Onderzoek: Hoe gaat het nu echt met homofobie in het voetbal?

Volgens nieuw onderzoek is er binnen Nederlandse sportverenigingen in het algemeen een positieve houding ten opzichte van homoseksualiteit. Er is nog wel één grote uitzondering: de voetbalclub. De helft van de voetbalverenigingen geeft aan dat homo-negativiteit voorkomt, bij andere verenigingen is dit 16 procent.

Voordat er ophef ontstond na homo-negatieve opmerkingen van Johan Derksen in het tv-programma Veronica Inside ligt er een nieuw rapport over seksuele diversiteit in de breedtesport, gemaakt door het Mulier Instituut in opdracht van NOC*NSF, die de afgelopen jaren penvoerder was van de Alliantie Gelijkspelen, gericht op verbetering van homo-acceptatie inde sport. De uitkomsten daarvan zijn tweeledig. Aan de ene kant gaat het de goede kant op voor wie kijkt naar álle sportverenigingen in Nederland, aan de andere kant blijft er één groep ver achter bij de rest: de voetbalclub.
Onderzoeker Agnes Elling (foto) geeft duiding aan de analytische gegevens die zij verzamelde en gaat dieper in op de voetbalvereniging waarvan de helft nog steeds zegt dat er homo-negativiteit voorkomt. Hoe ernstig is het en vooral: wat kunnen we doen om de voetbalclub een veiligere plek te maken voor homo’s?

‘Ik kan me voorstellen dat de positie van de trainer heel belangrijk is. Ga als bestuur eens met hen praten.’

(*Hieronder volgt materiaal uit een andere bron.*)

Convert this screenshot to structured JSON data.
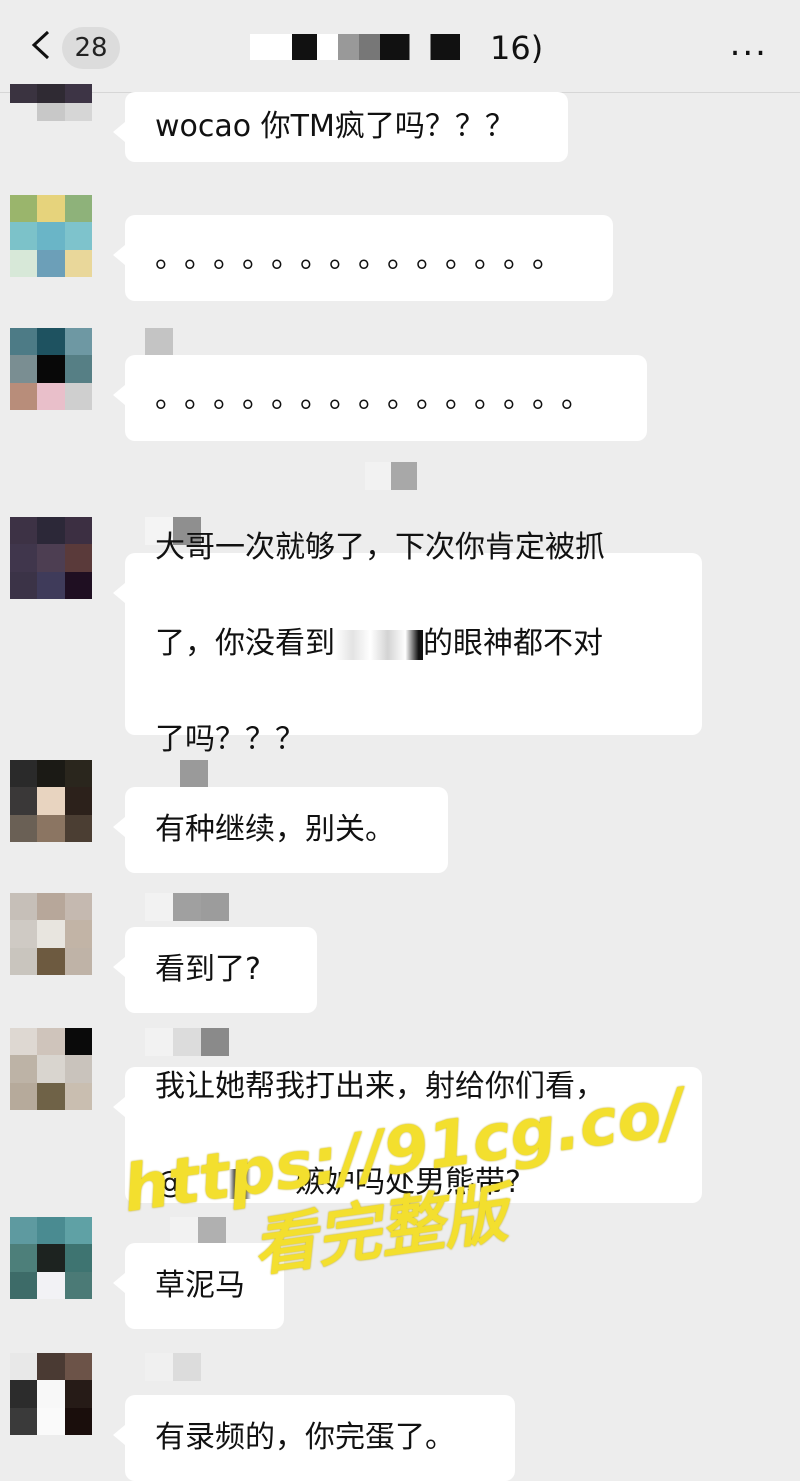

Aan de ene kant zegt een grote meerderheid van sportverenigingen geen enkel probleem te hebben met homoseksuele medesporters, maar bij de voetbalvereniging zegt juist 50 procent dat er bij hen homo-negativiteit heerst. Wat zijn hier de redenen van?
‘In de laatste jaren zien we dat het oude beeld van homofobie in het voetbal niet meer klopt. Uit de cijfers concluderen we wél dat in de voetbalwereld aan de ene kant wordt gezegd dat het niet uitmaakt of iemand homo is, maar aan de andere kant óók wordt geroepen dat ze er niet zo moeilijk over moeten doen. Er is een omgangscultuur op de voetbalclub waar homo en mietje geen scheldwoorden zijn. Je kunt dan natuurlijk zeggen: ach, het is maar een grapje, maar het gebruik van die woorden zorgt niet voor een veilig sportklimaat.
In het mannenvoetbal is het ingewikkeld. Er is wel iets ten goede veranderd – net als in de samenleving – maar voetbal is tegelijkertijd ook een prettige plek voor hetero-mannen om in afwezigheid van homo’s grapjes te maken. De wereld wordt voor hen al moeilijker, omdat er steeds minder mag. Dan is de omgeving van het eigen voetbalteam een fijne plek om nog wél dit soort grappen te maken. In de cijfers zie je duidelijk dat mensen geen hekel aan homo’s hebben, maar dat het klimaat dat er heerst nauwelijks verandert. Al jaren niet. Het is een soort van symbolische uitsluiting van homo’s op de voetbalclub.’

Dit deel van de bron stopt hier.